Without coherent reception and asylum policies, such tragedies will continue to occur, confirming in the worst way the ineffectiveness of the deterrence policies implemented. MdM-Greece have reiterated this position several times and have repeatedly warned of the dramatic consequences of current policies in place, supporting the alternative of safe pathways and humanitarian corridors for refugees from third countries to Europe.
Our country and Europe are experiencing a crisis of reception and solidarity having turned a manageable situation into a humanitarian crisis. Abhorrent living conditions, the deprivation of basic services and goods that violate all notions of humanism and law, are not a necessity. Insted certain political choices exacerbate the problem rather than contributing to sustainable and humanely acceptable solutions.

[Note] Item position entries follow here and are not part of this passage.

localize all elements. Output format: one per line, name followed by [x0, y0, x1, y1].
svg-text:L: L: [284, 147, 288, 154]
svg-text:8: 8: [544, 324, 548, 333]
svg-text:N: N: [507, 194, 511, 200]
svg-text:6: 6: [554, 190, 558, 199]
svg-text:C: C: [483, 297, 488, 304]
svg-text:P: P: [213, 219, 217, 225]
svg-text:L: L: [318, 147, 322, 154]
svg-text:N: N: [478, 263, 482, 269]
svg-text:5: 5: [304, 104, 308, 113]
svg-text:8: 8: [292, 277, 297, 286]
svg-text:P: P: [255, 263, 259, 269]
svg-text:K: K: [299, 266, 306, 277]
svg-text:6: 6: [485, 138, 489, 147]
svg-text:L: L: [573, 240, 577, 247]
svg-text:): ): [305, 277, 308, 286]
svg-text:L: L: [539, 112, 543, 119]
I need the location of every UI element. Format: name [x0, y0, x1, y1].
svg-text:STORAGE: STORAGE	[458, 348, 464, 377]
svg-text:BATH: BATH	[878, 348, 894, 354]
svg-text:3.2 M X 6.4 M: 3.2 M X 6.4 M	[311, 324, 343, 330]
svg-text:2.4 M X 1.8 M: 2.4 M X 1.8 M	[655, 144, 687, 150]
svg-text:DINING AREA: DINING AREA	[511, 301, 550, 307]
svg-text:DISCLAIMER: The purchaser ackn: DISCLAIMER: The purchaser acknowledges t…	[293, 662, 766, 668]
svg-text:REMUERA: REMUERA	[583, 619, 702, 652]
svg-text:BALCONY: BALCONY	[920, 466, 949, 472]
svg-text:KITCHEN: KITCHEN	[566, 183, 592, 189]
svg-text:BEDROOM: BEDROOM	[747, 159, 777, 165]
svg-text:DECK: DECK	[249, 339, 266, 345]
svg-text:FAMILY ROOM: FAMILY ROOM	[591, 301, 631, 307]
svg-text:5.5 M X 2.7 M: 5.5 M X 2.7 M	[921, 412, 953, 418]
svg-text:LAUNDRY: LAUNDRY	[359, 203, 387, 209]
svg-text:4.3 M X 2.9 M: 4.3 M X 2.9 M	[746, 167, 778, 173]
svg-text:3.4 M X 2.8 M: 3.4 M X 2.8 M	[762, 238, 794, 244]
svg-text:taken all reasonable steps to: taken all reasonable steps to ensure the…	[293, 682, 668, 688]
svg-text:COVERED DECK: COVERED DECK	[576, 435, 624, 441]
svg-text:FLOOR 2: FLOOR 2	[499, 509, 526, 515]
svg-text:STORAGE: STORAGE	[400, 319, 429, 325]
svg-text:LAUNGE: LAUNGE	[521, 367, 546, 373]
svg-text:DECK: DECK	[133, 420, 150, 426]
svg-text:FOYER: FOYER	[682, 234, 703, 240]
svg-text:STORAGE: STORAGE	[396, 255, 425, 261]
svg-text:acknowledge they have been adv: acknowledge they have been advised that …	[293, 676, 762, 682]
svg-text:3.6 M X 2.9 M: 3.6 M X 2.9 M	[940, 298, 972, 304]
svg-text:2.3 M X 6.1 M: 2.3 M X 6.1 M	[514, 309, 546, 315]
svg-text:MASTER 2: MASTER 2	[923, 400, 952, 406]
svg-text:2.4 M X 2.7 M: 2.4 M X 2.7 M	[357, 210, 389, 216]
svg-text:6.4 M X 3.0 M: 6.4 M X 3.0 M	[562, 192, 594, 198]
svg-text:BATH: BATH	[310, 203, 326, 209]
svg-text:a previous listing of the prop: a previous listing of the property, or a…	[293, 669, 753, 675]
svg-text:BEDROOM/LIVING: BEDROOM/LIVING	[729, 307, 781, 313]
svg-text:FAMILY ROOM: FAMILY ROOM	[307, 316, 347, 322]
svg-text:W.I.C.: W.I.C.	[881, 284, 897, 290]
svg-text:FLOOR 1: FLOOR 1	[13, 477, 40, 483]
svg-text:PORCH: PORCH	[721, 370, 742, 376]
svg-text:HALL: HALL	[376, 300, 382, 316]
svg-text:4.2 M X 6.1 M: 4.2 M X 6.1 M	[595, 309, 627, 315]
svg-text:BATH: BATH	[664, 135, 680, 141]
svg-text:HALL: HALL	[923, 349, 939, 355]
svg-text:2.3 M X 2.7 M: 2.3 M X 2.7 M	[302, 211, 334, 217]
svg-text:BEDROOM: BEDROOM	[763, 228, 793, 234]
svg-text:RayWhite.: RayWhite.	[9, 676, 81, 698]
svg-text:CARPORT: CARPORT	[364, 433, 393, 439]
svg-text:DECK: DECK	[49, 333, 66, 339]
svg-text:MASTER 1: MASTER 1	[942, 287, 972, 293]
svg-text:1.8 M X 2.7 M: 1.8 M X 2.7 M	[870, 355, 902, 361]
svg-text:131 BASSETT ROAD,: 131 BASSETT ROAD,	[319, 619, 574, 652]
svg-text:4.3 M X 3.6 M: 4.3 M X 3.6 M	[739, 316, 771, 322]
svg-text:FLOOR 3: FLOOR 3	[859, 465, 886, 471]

It is ultimately the absurd geographical restriction imposed by the informal EU-Turkey agreement in 2016 that has confined tens of thousands of people on the islands; it is the short-sighted and populist policies, fueling the development of extremist behavior and hate speech, that exacerbate and further complicate the situation.
In the midst of a pandemic, Moria’s ~12,000 stranded people, like all “closed” populations, are more vulnerable to transmission. Since the beginning of the outbreak of the pandemic in our country, MdM-Greece have designed realistic and feasible response plans for camps and alternative accommodation facilities in order to manage and control in a timely manner the possibility of further transmission of the disease. Unfortunately, these plans were not implemented on the basis of the first, “good” diagnostic tests in Moria that did not indicate the existence or spread of the disease.
While a full assessment of the damages inside Moria camp is ongoing, MdM-Greece team is present in the field and ready to assist in any way possible. The organization’s mobile medical unit is now at the center of Moria, assisting in efforts to identify potential victims and assessing new needs. MdM-Greece staff in Athens are preparing a first, emergency load of NFIs, medicines and medical consumables to be sent to the island while also scaling up efforts towards a more holistic response. We call on the state, international organizations, civil society, our colleagues and ordinary citizens to safeguard the human rights of the people on the move. Refugees and migrants are first and foremost human beings.